Für die Inanspruchnahme von Maßnahmen zur künstlichen Befruchtung (mit Ausnahme der Insemination im Spontanzyklus) wurde ein Beratungsverfahren eingeführt. Die Beratung darf nicht von demjenigen Arzt bzw. von derjenigen Gemeinschaftspraxis durchgeführt werden, die später bei demselben Ehepaar die Leistungen zur künstlichen Befruchtung erbringen. Die Beratung soll sich gezielt auf die individuellen medizinischen, psychischen und sozialen Aspekte der künstlichen Befruchtung beziehen. Dagegen ist es nicht Aufgabe dieses Beratungsverfahrens, die zuvor gestellten medizinischen Indikationen, aufgrund derer die künstliche Befruchtung durchgeführt werden soll, zu überprüfen.
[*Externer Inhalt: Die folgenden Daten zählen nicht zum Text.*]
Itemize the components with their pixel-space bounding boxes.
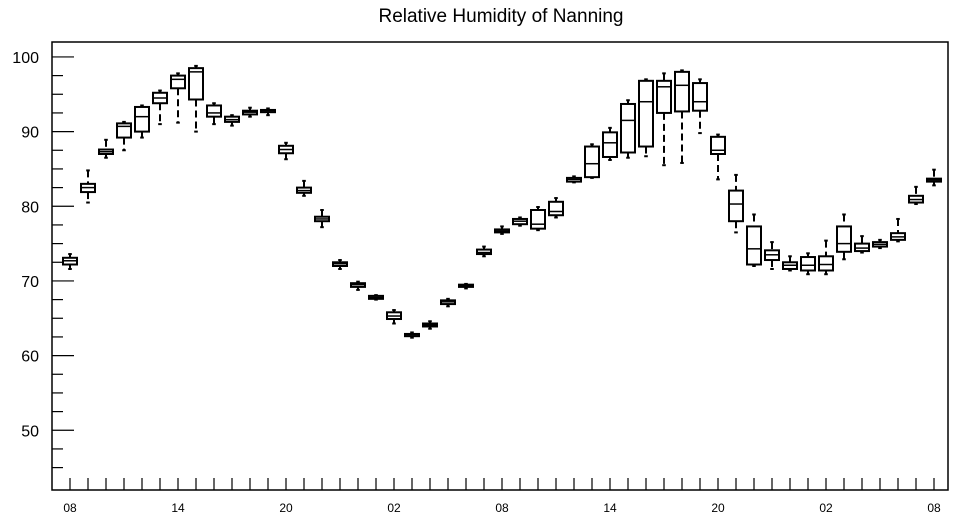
box-3 [116,120,132,152]
box-body [692,82,708,112]
box-body [188,67,204,101]
box-47 [908,185,924,206]
x-tick-label: 02 [387,501,401,515]
x-tick-label: 20 [279,501,293,515]
box-31 [620,99,636,159]
box-body [728,189,744,223]
box-43 [836,213,852,261]
box-26 [530,206,546,232]
x-tick-label: 14 [171,501,185,515]
box-21 [440,297,456,308]
box-6 [170,72,186,124]
box-12 [278,141,294,161]
box-4 [134,104,150,139]
boxes [62,64,942,339]
chart-title: Relative Humidity of Nanning [378,6,623,27]
box-24 [494,225,510,235]
box-body [674,70,690,113]
x-tick-label: 14 [603,501,617,515]
box-19 [404,331,420,339]
box-22 [458,282,474,290]
box-1 [80,169,96,204]
box-34 [674,69,690,164]
box-body [530,209,546,230]
box-48 [926,168,942,187]
x-tick-label: 08 [495,501,509,515]
y-tick-label: 70 [21,274,39,291]
x-tick-label: 08 [63,501,77,515]
box-33 [656,72,672,167]
y-tick-label: 50 [21,423,39,440]
box-42 [818,239,834,276]
box-body [548,200,564,217]
box-11 [260,107,276,117]
x-tick-label: 20 [711,501,725,515]
box-44 [854,235,870,254]
plot-frame [51,41,949,491]
box-30 [602,126,618,161]
box-18 [386,309,402,325]
box-15 [332,259,348,270]
box-body [206,104,222,118]
box-14 [314,209,330,229]
box-13 [296,179,312,197]
y-tick-label: 80 [21,199,39,216]
box-46 [890,217,906,243]
box-body [134,105,150,133]
box-32 [638,78,654,158]
box-body [710,135,726,155]
box-40 [782,255,798,272]
y-tick-label: 90 [21,125,39,142]
box-36 [710,133,726,181]
box-35 [692,78,708,135]
box-body [800,256,816,272]
box-0 [62,253,78,270]
box-5 [152,89,168,126]
box-10 [242,106,258,118]
x-tick-label: 08 [927,501,941,515]
box-27 [548,197,564,219]
box-body [746,225,762,266]
box-8 [206,102,222,126]
box-41 [800,252,816,276]
box-37 [728,173,744,234]
box-25 [512,216,528,227]
box-29 [584,143,600,179]
box-39 [764,241,780,270]
box-body [602,131,618,158]
box-body [638,79,654,148]
y-tick-label: 100 [12,50,39,67]
box-body [584,145,600,179]
box-body [818,255,834,272]
box-body [836,225,852,253]
x-tick-label: 02 [819,501,833,515]
y-tick-label: 60 [21,349,39,366]
box-2 [98,138,114,159]
box-body [170,74,186,90]
box-body [116,122,132,139]
box-23 [476,245,492,258]
box-20 [422,320,438,330]
box-17 [368,294,384,301]
box-9 [224,114,240,127]
box-16 [350,280,366,291]
box-body [656,79,672,114]
y-axis: 50 60 70 80 90 100 [12,50,74,469]
box-28 [566,175,582,184]
box-7 [188,64,204,133]
box-45 [872,238,888,250]
x-axis: 08 14 20 02 08 14 20 02 08 [63,478,941,515]
box-38 [746,213,762,267]
box-body [620,102,636,154]
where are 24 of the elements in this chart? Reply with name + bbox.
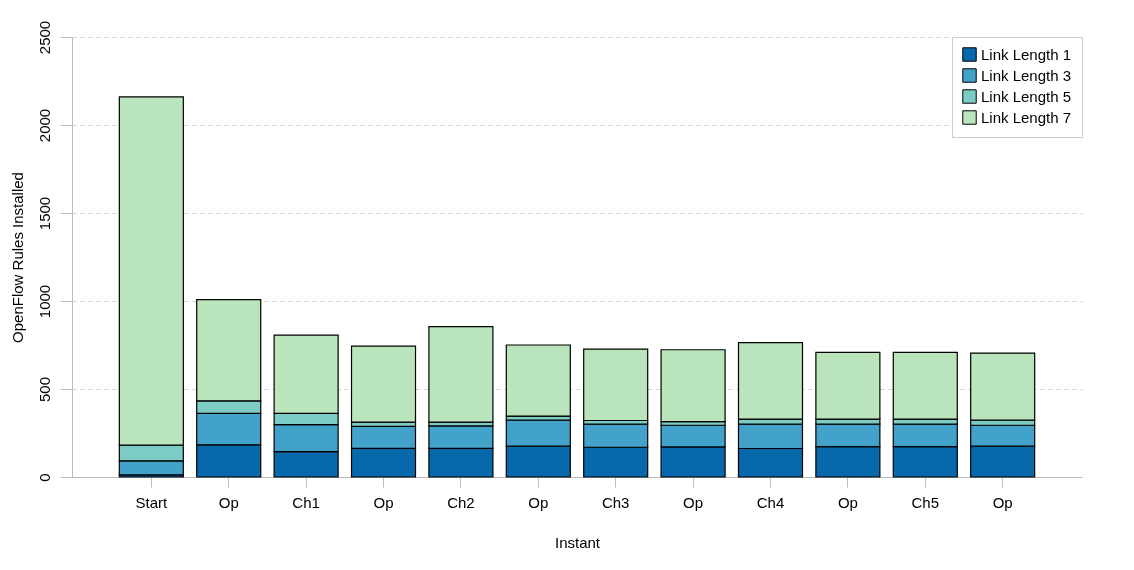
legend-label: Link Length 7 [981,108,1072,126]
x-axis-title: Instant [554,533,601,551]
x-tick-label: Op [373,493,394,511]
x-tick-label: Ch1 [292,493,320,511]
y-tick-label: 2500 [35,20,53,55]
y-tick-label: 1500 [35,196,53,231]
y-tick-label: 1000 [35,284,53,319]
x-tick-label: Ch3 [601,493,630,511]
y-axis-title: OpenFlow Rules Installed [8,172,26,343]
x-tick-label: Ch4 [756,493,785,511]
legend-label: Link Length 5 [981,87,1072,105]
x-tick-label: Op [992,493,1013,511]
x-tick-label: Start [135,493,168,511]
x-tick-label: Ch5 [911,493,940,511]
x-tick-label: Ch2 [447,493,475,511]
legend-label: Link Length 3 [981,66,1072,84]
legend-label: Link Length 1 [981,45,1072,63]
y-tick-label: 2000 [35,108,53,143]
x-tick-label: Op [837,493,858,511]
x-tick-label: Op [683,493,704,511]
x-tick-label: Op [528,493,549,511]
y-tick-label: 500 [35,376,53,403]
y-tick-label: 0 [35,473,53,482]
x-tick-label: Op [218,493,239,511]
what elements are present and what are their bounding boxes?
Auch individuelle psychologische Explorationen gehören nicht zum Leistungsumfang dieser Beratung. Uber die erfolgte Beratung wird eine Bescheinigung ausgestellt. Darüber hinaus soll der Arzt, der die Beratung nach den Richtlinien vorgenommen hat, zur Durchführung der Maßnahmen an einen der Ärzte oder eine der Einrichtungen überweisen, die hierzu nach § 121 a SGB V berechtigt sind. Maßnahmen zur künstlichen Befruchtung können insofern nur auf Überweisung in Anspruch genommen werden. Dies schließt nicht aus, daß die Indikationsstellung und die vorausgegangenen diagnostischen und therapeutischen Maßnahmen der Sterilitätsbehandlung von demselben Arzt durchgeführt wurden, der anschließend auch die Leistungen zur künstlichen Befruchtung erbringt. Andererseits kann ein Arzt, der die Vorbehandlung nicht selbst durchgeführt hat und daher die Beratung aufgrund einer Überweisung durchführt, im Anschluß an diese Beratung die Überweisung zur Erbringung von Leistungen der künstlichen Befruchtung ausstellen, ohne sich über das Vorliegen der in den Richtlinien aufgeführten Indikationen überzeugt zu haben. Die Beratung ist nach Nr. 1180 der Vertragsgebührenordnungen BMÄ und E-GO berechnungsfähig.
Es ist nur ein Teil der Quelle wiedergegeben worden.